From Polynomials to Databases: Arithmetic Structures in Galois Theory
Jurgen Mezinaj
TL;DR
This work presents a scalable framework for classifying Galois groups of irreducible degree-7 polynomials over $\mathbb{Q}$ by integrating classical resolvent techniques with neurosymbolic machine learning. It builds a large, reproducible database of over $1.18$ million septics annotated with invariant features and discriminants, and uses targeted resolvents (quadratic, 30-ic, 120-ic, and 35-ic) to identify the seven transitive subgroups of $S_7$ as classified by Foulkes. A neural-network pipeline augmented with invariant-based features improves detection of rare solvable groups, with non-$S_7$ analyses yielding notable gains in balanced accuracy. The work also connects constructive Galois theory via Hurwitz spaces and Hilbert irreducibility, providing explicit polynomials realizing groups such as $C_7$ and $C_7\rtimes C_3$, and discusses extensions to higher degrees. Overall, the paper demonstrates how hybrid symbolic-numeric methods can address the inverse Galois problem and enable empirical studies of Galois-group distributions under height constraints.
Abstract
We develop a computational framework for classifying Galois groups of irreducible degree-7 polynomials over~$\mathbb{Q}$, combining explicit resolvent methods with machine learning techniques. A database of over one million normalized projective septics is constructed, each annotated with algebraic invariants~$J_0, \dots, J_4$ derived from binary transvections. For each polynomial, we compute resolvent factorizations to determine its Galois group among the seven transitive subgroups of~$S_7$ identified by Foulkes.
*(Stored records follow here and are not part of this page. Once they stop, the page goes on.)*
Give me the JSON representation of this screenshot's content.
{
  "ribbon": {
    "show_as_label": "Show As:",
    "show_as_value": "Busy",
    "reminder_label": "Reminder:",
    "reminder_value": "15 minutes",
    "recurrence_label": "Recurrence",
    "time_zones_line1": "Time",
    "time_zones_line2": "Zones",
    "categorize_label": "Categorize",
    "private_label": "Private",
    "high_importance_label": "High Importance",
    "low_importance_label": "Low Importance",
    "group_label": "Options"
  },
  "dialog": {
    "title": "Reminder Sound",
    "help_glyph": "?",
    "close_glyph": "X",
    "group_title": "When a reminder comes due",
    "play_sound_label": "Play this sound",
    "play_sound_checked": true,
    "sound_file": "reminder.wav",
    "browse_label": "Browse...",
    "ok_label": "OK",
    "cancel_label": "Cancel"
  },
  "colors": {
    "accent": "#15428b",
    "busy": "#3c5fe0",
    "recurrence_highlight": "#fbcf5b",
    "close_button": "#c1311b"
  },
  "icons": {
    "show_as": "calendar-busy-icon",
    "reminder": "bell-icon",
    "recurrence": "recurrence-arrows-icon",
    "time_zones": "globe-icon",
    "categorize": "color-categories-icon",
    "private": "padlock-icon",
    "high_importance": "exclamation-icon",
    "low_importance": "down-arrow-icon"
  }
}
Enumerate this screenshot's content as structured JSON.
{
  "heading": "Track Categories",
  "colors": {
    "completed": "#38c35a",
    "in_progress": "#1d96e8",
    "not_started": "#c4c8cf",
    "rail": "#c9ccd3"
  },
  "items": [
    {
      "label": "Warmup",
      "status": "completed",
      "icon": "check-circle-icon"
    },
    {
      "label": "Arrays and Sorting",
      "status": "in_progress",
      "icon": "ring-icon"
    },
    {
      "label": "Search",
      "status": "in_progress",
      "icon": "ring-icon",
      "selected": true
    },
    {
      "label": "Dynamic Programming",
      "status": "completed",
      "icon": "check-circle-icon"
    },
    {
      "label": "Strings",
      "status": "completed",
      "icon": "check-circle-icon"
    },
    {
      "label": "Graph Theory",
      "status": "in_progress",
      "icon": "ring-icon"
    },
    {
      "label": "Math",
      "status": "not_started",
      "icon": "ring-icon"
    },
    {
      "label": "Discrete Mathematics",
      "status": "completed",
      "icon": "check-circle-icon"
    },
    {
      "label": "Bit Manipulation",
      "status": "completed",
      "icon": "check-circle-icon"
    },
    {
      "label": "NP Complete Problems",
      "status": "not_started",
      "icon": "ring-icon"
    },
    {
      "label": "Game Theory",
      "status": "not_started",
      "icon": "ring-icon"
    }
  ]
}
Using this dataset, we train a neurosymbolic classifier that integrates invariant-theoretic features with supervised learning, yielding improved accuracy in detecting rare solvable groups compared to coefficient-based models. The resulting database provides a reproducible resource for constructive Galois theory and supports empirical investigations into group distribution under height constraints. The methodology extends to higher-degree cases and illustrates the utility of hybrid symbolic-numeric techniques in computational algebra.